Throughout the whole region of mysterious unexplained and exceptional phenomena we have illustrations of the anthropocentric tendency to regard what takes place as designed for us poor mortals. The little girl of whom Mr. Canton writes thought "the wind and the rain and the moon 'walking' came out to see her, and the flowers wake up with the same laudable object."[2] When frightened by the crash of the thunder a child instinctively thinks that it is all done to vex his little soul. One of the funniest examples of the application of this idea I have met with is in the Worcester collection. Two children, D—— and K——, aged ten and five respectively, live in a small American town. D——, who is reading about an earthquake, addresses his mother thus: "Oh, isn't it dreadful, mamma? Do you suppose we will ever have one here?" K—— (intervening), with the characteristic impulse of the young child to correct its elders, "Why, no, D, they don't have earthquakes in little towns like this." There is much to unravel in this delightful childish observation.

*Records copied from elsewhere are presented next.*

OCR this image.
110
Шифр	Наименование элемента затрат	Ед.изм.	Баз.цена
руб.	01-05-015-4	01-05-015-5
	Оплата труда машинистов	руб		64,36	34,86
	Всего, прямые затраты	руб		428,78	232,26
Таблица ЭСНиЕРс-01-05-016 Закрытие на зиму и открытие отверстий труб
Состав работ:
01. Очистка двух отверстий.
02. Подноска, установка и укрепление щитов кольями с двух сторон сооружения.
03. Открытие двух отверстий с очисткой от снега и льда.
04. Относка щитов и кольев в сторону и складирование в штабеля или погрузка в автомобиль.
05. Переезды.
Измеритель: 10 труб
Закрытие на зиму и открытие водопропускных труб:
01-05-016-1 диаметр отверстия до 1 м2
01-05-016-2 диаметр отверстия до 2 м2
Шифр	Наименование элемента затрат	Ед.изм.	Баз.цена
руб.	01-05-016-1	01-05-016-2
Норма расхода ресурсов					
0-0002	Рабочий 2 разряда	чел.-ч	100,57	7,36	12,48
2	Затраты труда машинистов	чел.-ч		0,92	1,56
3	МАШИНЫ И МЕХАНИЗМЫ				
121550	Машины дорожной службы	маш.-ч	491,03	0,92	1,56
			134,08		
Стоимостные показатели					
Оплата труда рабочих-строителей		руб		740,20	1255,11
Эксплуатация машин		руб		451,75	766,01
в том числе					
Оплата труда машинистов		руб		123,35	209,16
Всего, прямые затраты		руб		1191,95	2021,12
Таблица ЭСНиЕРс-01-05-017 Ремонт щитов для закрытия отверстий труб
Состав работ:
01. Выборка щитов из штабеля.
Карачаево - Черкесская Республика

It looks, to my mind, as if the earthquake were envisaged by the little five-year old as a show, God being presumably the traveling showman, who takes care to display his fearful wonders only where there is an adequate body of spectators.

Finally, the same impulse to understand the new and strange by assimilating it to the familiar is, so far as I can gather, seen in children's first ideas about those puzzling semblances of visible objects which are due to subjective sensations. To judge from C——'s case, the bright spectra or after-images caused by looking at the sun are instinctively objective—that is, regarded as things external to his body. Here is a pretty full account of a child's thought about these subjective optical phenomena: A little boy of five years, in rather poor health at the time, "constantly imagined he saw angels, and said they were not white, that was a mistake, they were little colored things, light and beautiful, and they went into the toy basket and played with his toys." Here we have not only objectifying but myth-building. A year later he re


  1. I am greatly indebted here as in other places to Dr. Stanley Hall's well-known article on The Contents of Children's Minds, published in the Princeton Review.
  2. The Invisible Playmate, pp. 27, 28.